Before we jump to abuse the doctors—we must know their reason of strike. They were manhandled and hurt by the relatives and attendants of the patient who died while receiving treatment. It would also be unjust to blame unruly behavior of the anguished relatives and attendants for the strike. If I were one of those unfortunate who lost their kith and kin due to unavailability of the sufficient medical attention, I do not know what I might do.

And if I were the doctor who was being assaulted at the death of every such patient who died despite my best efforts, I would perhaps not keep such a job for the fear of my safety. One unfortunate day, public rage just might cost my life.

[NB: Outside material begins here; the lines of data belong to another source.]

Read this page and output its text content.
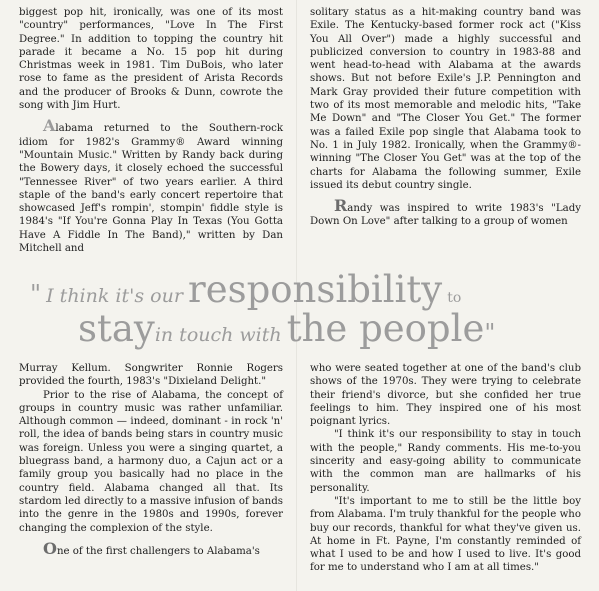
biggest pop hit, ironically, was one of its most "country" performances, "Love In The First Degree." In addition to topping the country hit parade it became a No. 15 pop hit during Christmas week in 1981. Tim DuBois, who later rose to fame as the president of Arista Records and the producer of Brooks & Dunn, cowrote the song with Jim Hurt.

Alabama returned to the Southern-rock idiom for 1982's Grammy® Award winning "Mountain Music." Written by Randy back during the Bowery days, it closely echoed the successful "Tennessee River" of two years earlier. A third staple of the band's early concert repertoire that showcased Jeff's rompin', stompin' fiddle style is 1984's "If You're Gonna Play In Texas (You Gotta Have A Fiddle In The Band)," written by Dan Mitchell and

solitary status as a hit-making country band was Exile. The Kentucky-based former rock act ("Kiss You All Over") made a highly successful and publicized conversion to country in 1983-88 and went head-to-head with Alabama at the awards shows. But not before Exile's J.P. Pennington and Mark Gray provided their future competition with two of its most memorable and melodic hits, "Take Me Down" and "The Closer You Get." The former was a failed Exile pop single that Alabama took to No. 1 in July 1982. Ironically, when the Grammy®-winning "The Closer You Get" was at the top of the charts for Alabama the following summer, Exile issued its debut country single.

Randy was inspired to write 1983's "Lady Down On Love" after talking to a group of women

" I think it's our responsibility to
stayin touch with the people"

Murray Kellum. Songwriter Ronnie Rogers provided the fourth, 1983's "Dixieland Delight."

Prior to the rise of Alabama, the concept of groups in country music was rather unfamiliar. Although common — indeed, dominant - in rock 'n' roll, the idea of bands being stars in country music was foreign. Unless you were a singing quartet, a bluegrass band, a harmony duo, a Cajun act or a family group you basically had no place in the country field. Alabama changed all that. Its stardom led directly to a massive infusion of bands into the genre in the 1980s and 1990s, forever changing the complexion of the style.

One of the first challengers to Alabama's

who were seated together at one of the band's club shows of the 1970s. They were trying to celebrate their friend's divorce, but she confided her true feelings to him. They inspired one of his most poignant lyrics.

"I think it's our responsibility to stay in touch with the people," Randy comments. His me-to-you sincerity and easy-going ability to communicate with the common man are hallmarks of his personality.

"It's important to me to still be the little boy from Alabama. I'm truly thankful for the people who buy our records, thankful for what they've given us. At home in Ft. Payne, I'm constantly reminded of what I used to be and how I used to live. It's good for me to understand who I am at all times."
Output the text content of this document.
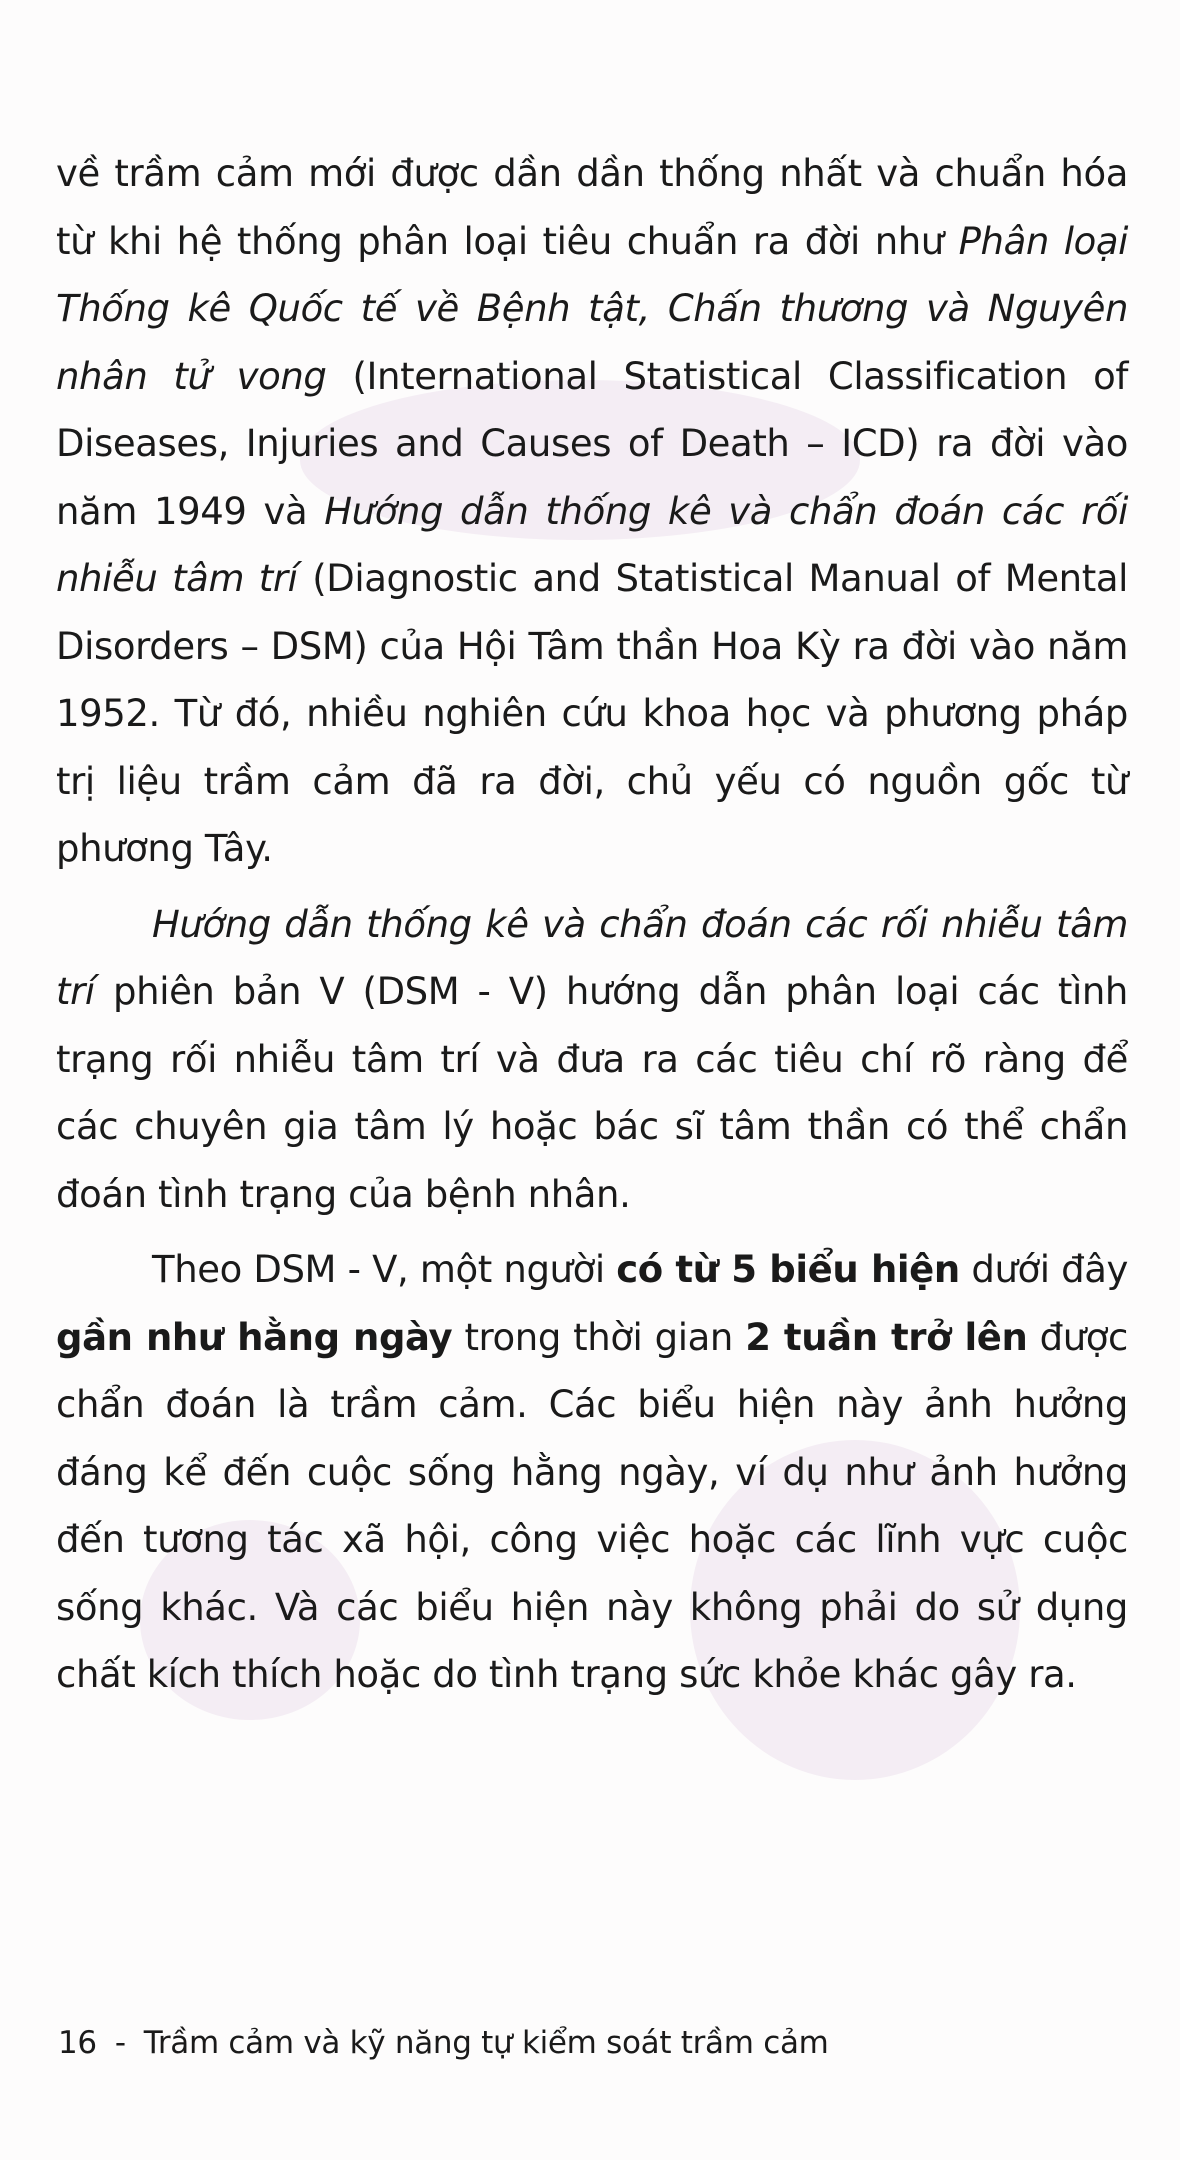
về trầm cảm mới được dần dần thống nhất và chuẩn hóa từ khi hệ thống phân loại tiêu chuẩn ra đời như Phân loại Thống kê Quốc tế về Bệnh tật, Chấn thương và Nguyên nhân tử vong (International Statistical Classification of Diseases, Injuries and Causes of Death – ICD) ra đời vào năm 1949 và Hướng dẫn thống kê và chẩn đoán các rối nhiễu tâm trí (Diagnostic and Statistical Manual of Mental Disorders – DSM) của Hội Tâm thần Hoa Kỳ ra đời vào năm 1952. Từ đó, nhiều nghiên cứu khoa học và phương pháp trị liệu trầm cảm đã ra đời, chủ yếu có nguồn gốc từ phương Tây.

Hướng dẫn thống kê và chẩn đoán các rối nhiễu tâm trí phiên bản V (DSM - V) hướng dẫn phân loại các tình trạng rối nhiễu tâm trí và đưa ra các tiêu chí rõ ràng để các chuyên gia tâm lý hoặc bác sĩ tâm thần có thể chẩn đoán tình trạng của bệnh nhân.

Theo DSM - V, một người có từ 5 biểu hiện dưới đây gần như hằng ngày trong thời gian 2 tuần trở lên được chẩn đoán là trầm cảm. Các biểu hiện này ảnh hưởng đáng kể đến cuộc sống hằng ngày, ví dụ như ảnh hưởng đến tương tác xã hội, công việc hoặc các lĩnh vực cuộc sống khác. Và các biểu hiện này không phải do sử dụng chất kích thích hoặc do tình trạng sức khỏe khác gây ra.

16 - Trầm cảm và kỹ năng tự kiểm soát trầm cảm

So why do the patients die? Lack of resources, less doctors, brittle needles, broken machines, emergency rooms without the facility of taking X-ray! Patients die while the doctors are attending other patients. Patients need to be transported to different wing for simplest of tests.

I ask, why we have such hospitals in the first place. It is not one such hospital that we have. We always see hordes of patients waiting, both indoor and out door. There is lack of hospital beds. And hospitals as Lok Nayak, they dupe both public and government. They are simply money-making institutions who don’t care a hoot about the health care. Why else a hospital would have such brittle needles that break while it is still in patient’s body! I am aghast.

Who gives permissions to open up such hospitals when they do not have adequate resources? Doesn’t any regulatory body audit the quality of infrastructure deployed?

After all, a billion lives depend on it.

Where do those grants go that finance minister announces each year in the budget? How much is the grant? How is it spent? Does anybody audit the balance sheet? Truthfully, I do not know the answers to these questions myself. But we should find out. Fast. I don’t want any of my near and dear ones to suffer in one of these hospitals.

Perhaps we should take a survey to check general health of all the hospitals of these kind. Only when we have all the facts and evidence, we can take other action such as file a PIL.

But we need to get our act together fast.

It’s quite late in night now. I will write about other aspects later. Next is religion. I will try to make it interesting matter-of-fact, I promise.